Er zählt damit zu einer überschaubaren Gruppe von ambitionierten, aktuellen Künstlern, die, besonders in Deutschland und in den USA, den Messerschnitt als adäquate Ausdrucksform gewählt und - jeder für sich - ganz eigene Bilderwelten und Stile entwickelt haben.
Der Ausspruch des auch mit der Schere arbeitenden Malers Matisse, er "zeichne mit der Schere", kann hier etwas abgewandelt werden, "Lankes zeichnet mit dem Messer".
Wer mit dem Messer zeichnet, verzichtet ganz bewusst auf einfache Effekte, jeder Schnitt ist eine unumkehrbare Entscheidung, jeder Schnitt hat Konsequenzen. Kurz: Was zu viel ist, wird weggeschnitten.
Mit Pinsel oder Stift kann man durch Schraffuren, Drippings, Farbverläufe, Schwünge oder Zufälle schnelle Effekte erzielen - die Arbeit an Messerschnitten verbietet diese Methode einfacher Effekthascherei.
Ernsthaftigkeit, Konzentration und Bewusstsein bestimmen den Arbeitsprozess - ebenso bewusst verzichtet Hans Lankes auch auf den Einsatz von Computerprogrammen oder Schneidplotter.
Statt auf computertechnische Perfektion setzt er ganz bewusst auf künstlerische Perfektion, die einhergeht mit handwerklicher Akribie. Allerdings sagt Lankes auch ganz deutlich, dass er, sobald er das Gefühl habe, ein Messerschnitt werde zu perfekt, zu "glatt", ganz vorsätzlich einen vermeintlich "falschen" Schnitt machen würde, um das Bild aus dem Gleichgewicht zu bringen, um damit auch eine gewisse Rohheit zu bewahren.
Das Ziel ist immer das autonome Bild, das ganz für sich allein steht, das meint, dem Betrachter keine eindeutige Antwort vorzugeben zu müssen. Entsprechend dem Satz von Karl Kraus: "Ein Künstler macht aus Lösungen Rätsel".
In dieser Ausstellung sehen wir so wichtige Werke wie "Days like this" von 2010, in dem ein auf Stelzen laufendes Reh auf einer, wie der Künstler sagt, tätowierten Wiese steht und dabei von einem Mann beobachtet wird. Es werden die sehr beeindruckenden "Hybridenkinder" und "Junge mit Tiger (Jäger Söhne)" gezeigt und das durchaus witzig-leicht gemeinte "Passiert jeden Tag - irgendwo auf der Welt", das bereits jetzt den Spitznamen "Kaffeemännchen" trägt.
Mit gleich sechs Werken ist die 2008 begonnene Serie "Kannst Du mich nicht heute lieben, morgen ist es leicht zu spät", vertreten. Eine Spannung, eine erwartungsvolle Situation, der Gedanke, was als Nächstes passieren könnte ... schwingt in allen diesen Messerschnitten mit. Es sind unterschiedliche Szenarien vorstellbar, verschiedene Möglichkeiten, was aber aus der Konstellation in den Messerschnitten als Nächstes folgt, ereignet sich ganz allein in der Fantasie der Betrachter.

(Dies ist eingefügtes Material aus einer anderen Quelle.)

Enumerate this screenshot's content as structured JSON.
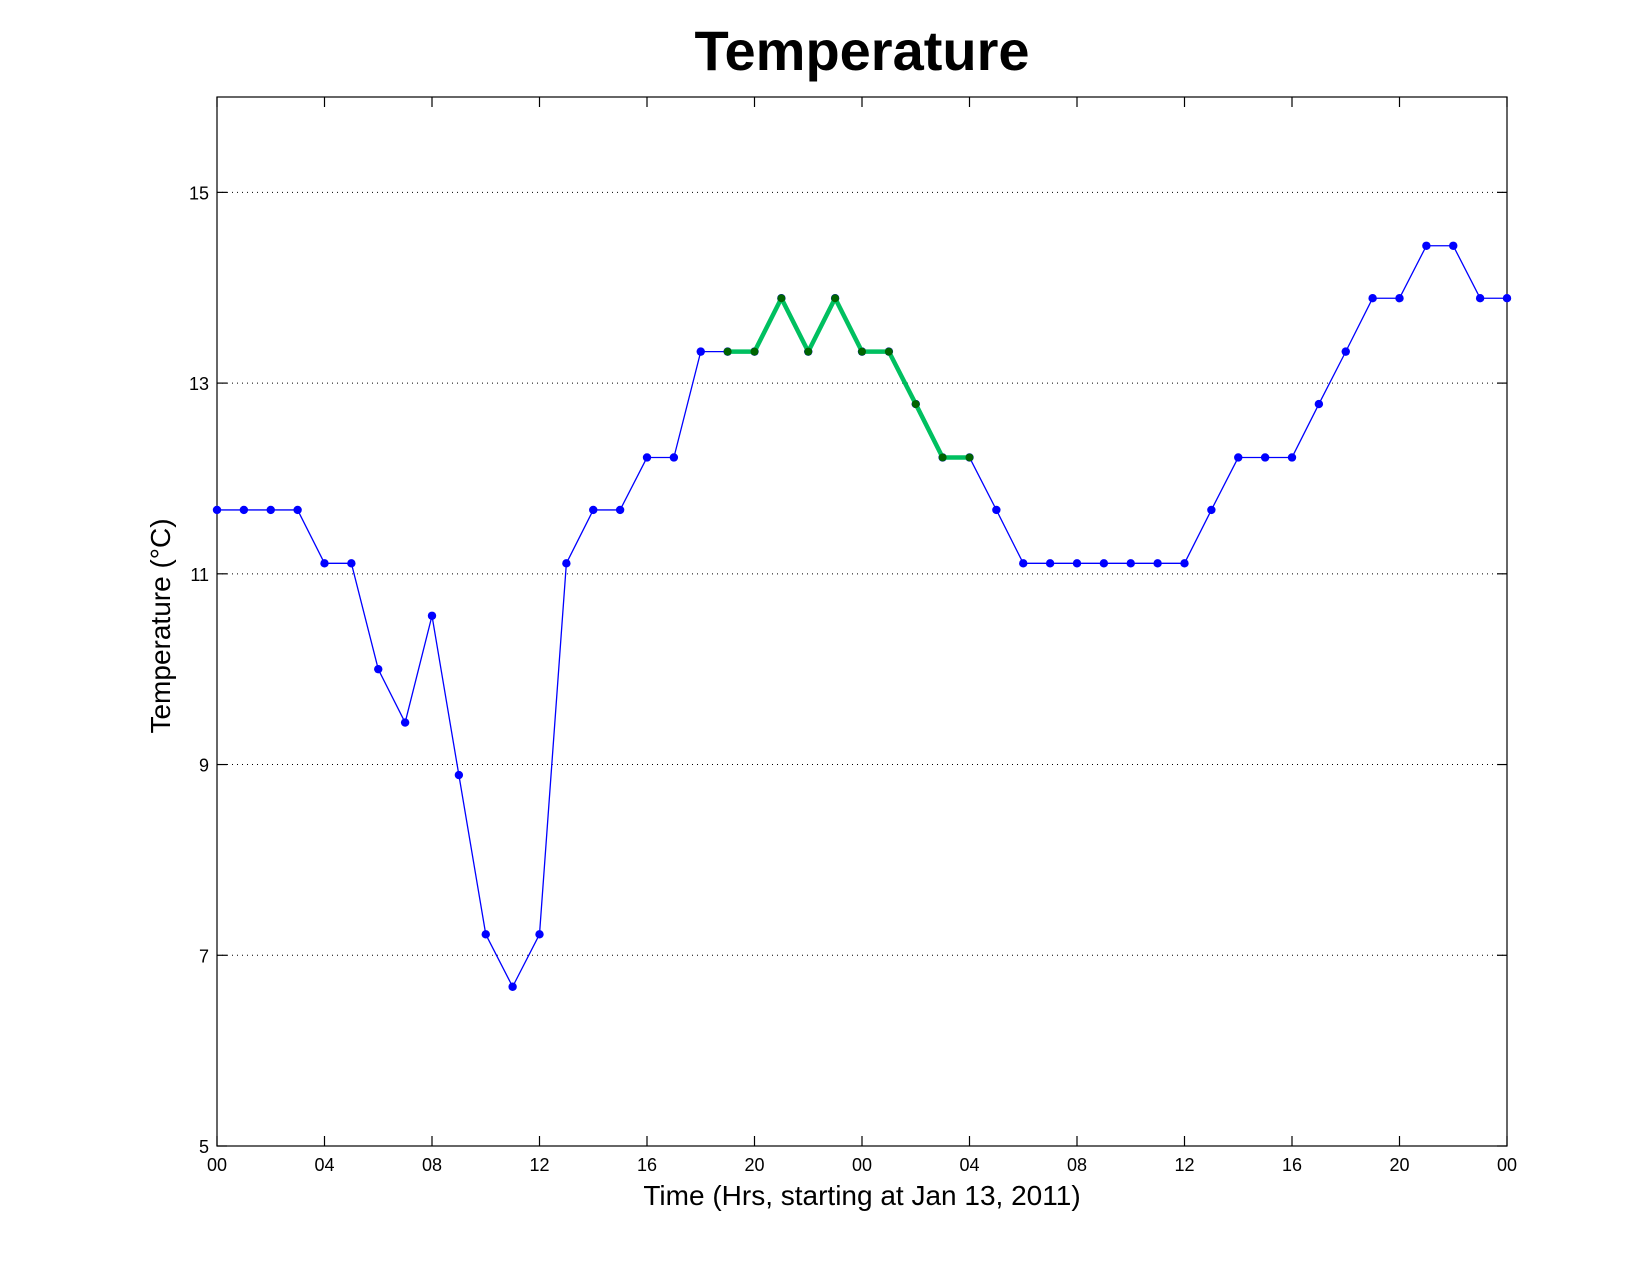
{
  "chart_data": {
    "type": "line",
    "title": "Temperature",
    "xlabel": "Time (Hrs, starting at Jan 13, 2011)",
    "ylabel": "Temperature (°C)",
    "xlim": [
      0,
      48
    ],
    "ylim": [
      5,
      16
    ],
    "x_ticks": [
      {
        "value": 0,
        "label": "00"
      },
      {
        "value": 4,
        "label": "04"
      },
      {
        "value": 8,
        "label": "08"
      },
      {
        "value": 12,
        "label": "12"
      },
      {
        "value": 16,
        "label": "16"
      },
      {
        "value": 20,
        "label": "20"
      },
      {
        "value": 24,
        "label": "00"
      },
      {
        "value": 28,
        "label": "04"
      },
      {
        "value": 32,
        "label": "08"
      },
      {
        "value": 36,
        "label": "12"
      },
      {
        "value": 40,
        "label": "16"
      },
      {
        "value": 44,
        "label": "20"
      },
      {
        "value": 48,
        "label": "00"
      }
    ],
    "y_ticks": [
      {
        "value": 5,
        "label": "5"
      },
      {
        "value": 7,
        "label": "7"
      },
      {
        "value": 9,
        "label": "9"
      },
      {
        "value": 11,
        "label": "11"
      },
      {
        "value": 13,
        "label": "13"
      },
      {
        "value": 15,
        "label": "15"
      }
    ],
    "grid": "horizontal-dotted",
    "series": [
      {
        "color": "#0000ff",
        "marker": "dot",
        "x": [
          0,
          1,
          2,
          3,
          4,
          5,
          6,
          7,
          8,
          9,
          10,
          11,
          12,
          13,
          14,
          15,
          16,
          17,
          18,
          19,
          20,
          21,
          22,
          23,
          24,
          25,
          26,
          27,
          28,
          29,
          30,
          31,
          32,
          33,
          34,
          35,
          36,
          37,
          38,
          39,
          40,
          41,
          42,
          43,
          44,
          45,
          46,
          47,
          48
        ],
        "values": [
          11.67,
          11.67,
          11.67,
          11.67,
          11.11,
          11.11,
          10.0,
          9.44,
          10.56,
          8.89,
          7.22,
          6.67,
          7.22,
          11.11,
          11.67,
          11.67,
          12.22,
          12.22,
          13.33,
          13.33,
          13.33,
          13.89,
          13.33,
          13.89,
          13.33,
          13.33,
          12.78,
          12.22,
          12.22,
          11.67,
          11.11,
          11.11,
          11.11,
          11.11,
          11.11,
          11.11,
          11.11,
          11.67,
          12.22,
          12.22,
          12.22,
          12.78,
          13.33,
          13.89,
          13.89,
          14.44,
          14.44,
          13.89,
          13.89
        ]
      },
      {
        "color": "#00c060",
        "marker_color": "#006400",
        "marker": "dot",
        "x": [
          19,
          20,
          21,
          22,
          23,
          24,
          25,
          26,
          27,
          28
        ],
        "values": [
          13.33,
          13.33,
          13.89,
          13.33,
          13.89,
          13.33,
          13.33,
          12.78,
          12.22,
          12.22
        ]
      }
    ]
  }
}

Die Messerschnitte sind in jedem Fall so angelegt, dass sie, je nach Wissens- und/oder Gemütszustand des Betrachters zahlreiche Assoziationsketten auslösen können.

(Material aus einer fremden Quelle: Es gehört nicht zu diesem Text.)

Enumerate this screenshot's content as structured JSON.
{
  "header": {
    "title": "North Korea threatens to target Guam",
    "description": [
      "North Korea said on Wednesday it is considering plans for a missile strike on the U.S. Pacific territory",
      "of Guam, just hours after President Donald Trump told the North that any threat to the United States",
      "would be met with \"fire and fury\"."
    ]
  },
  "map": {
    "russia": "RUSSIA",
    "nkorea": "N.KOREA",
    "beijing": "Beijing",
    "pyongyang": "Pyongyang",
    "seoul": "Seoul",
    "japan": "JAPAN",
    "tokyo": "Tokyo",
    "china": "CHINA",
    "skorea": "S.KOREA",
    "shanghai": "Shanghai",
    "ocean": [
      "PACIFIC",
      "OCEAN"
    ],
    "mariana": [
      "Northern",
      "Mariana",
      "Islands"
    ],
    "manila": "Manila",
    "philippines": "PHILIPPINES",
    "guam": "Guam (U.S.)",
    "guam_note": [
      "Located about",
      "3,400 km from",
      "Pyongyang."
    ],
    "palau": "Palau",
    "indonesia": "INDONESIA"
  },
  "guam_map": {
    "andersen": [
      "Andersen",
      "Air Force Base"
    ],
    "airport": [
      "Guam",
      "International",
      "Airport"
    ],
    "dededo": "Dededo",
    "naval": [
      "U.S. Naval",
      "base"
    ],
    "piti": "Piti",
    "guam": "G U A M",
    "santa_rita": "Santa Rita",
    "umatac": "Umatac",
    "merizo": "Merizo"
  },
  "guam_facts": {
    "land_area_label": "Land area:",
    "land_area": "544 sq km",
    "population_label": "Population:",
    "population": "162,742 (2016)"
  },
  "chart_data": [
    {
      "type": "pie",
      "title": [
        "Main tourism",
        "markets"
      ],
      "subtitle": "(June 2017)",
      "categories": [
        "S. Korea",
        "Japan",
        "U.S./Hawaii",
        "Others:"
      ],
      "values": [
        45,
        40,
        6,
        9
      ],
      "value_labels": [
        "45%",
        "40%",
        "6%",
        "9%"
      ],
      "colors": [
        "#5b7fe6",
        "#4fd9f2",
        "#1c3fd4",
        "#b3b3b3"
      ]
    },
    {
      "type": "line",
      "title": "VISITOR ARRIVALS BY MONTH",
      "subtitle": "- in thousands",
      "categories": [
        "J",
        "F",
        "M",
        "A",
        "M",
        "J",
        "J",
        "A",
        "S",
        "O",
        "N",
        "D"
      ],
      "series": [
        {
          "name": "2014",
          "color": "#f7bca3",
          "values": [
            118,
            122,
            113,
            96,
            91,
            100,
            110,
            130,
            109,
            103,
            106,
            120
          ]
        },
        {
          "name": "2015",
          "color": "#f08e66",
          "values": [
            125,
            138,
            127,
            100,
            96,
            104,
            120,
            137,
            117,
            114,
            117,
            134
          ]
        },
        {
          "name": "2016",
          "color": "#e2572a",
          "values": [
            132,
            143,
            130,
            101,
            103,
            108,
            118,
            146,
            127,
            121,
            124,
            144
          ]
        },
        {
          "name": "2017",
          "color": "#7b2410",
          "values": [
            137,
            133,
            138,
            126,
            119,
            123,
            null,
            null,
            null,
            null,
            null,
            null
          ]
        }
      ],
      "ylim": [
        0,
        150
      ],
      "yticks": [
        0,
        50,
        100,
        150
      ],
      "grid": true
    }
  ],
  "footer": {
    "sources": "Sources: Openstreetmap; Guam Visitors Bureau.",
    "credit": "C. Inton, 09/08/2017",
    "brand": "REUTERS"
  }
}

Die Serie "Kannst Du mich nicht heute lieben, morgen ist es leicht zu spät" ist beispielhaft für die Messerschnitte von Hans Lankes, denn die thematischen Schwerpunkte seiner Arbeiten sind sehr oft:

- Innen- und Außenwelten,
- Mensch-Tier-Konstellationen, die nicht als idyllische Mensch-Tier-Portraits konzipiert sind, sondern symbolhaft eingesetzt werden,
- Wechselwirkungen, die emotionale Situationen auslösen,
- Anomalien als Regel, weil es in der Kunst keine Regeln gibt.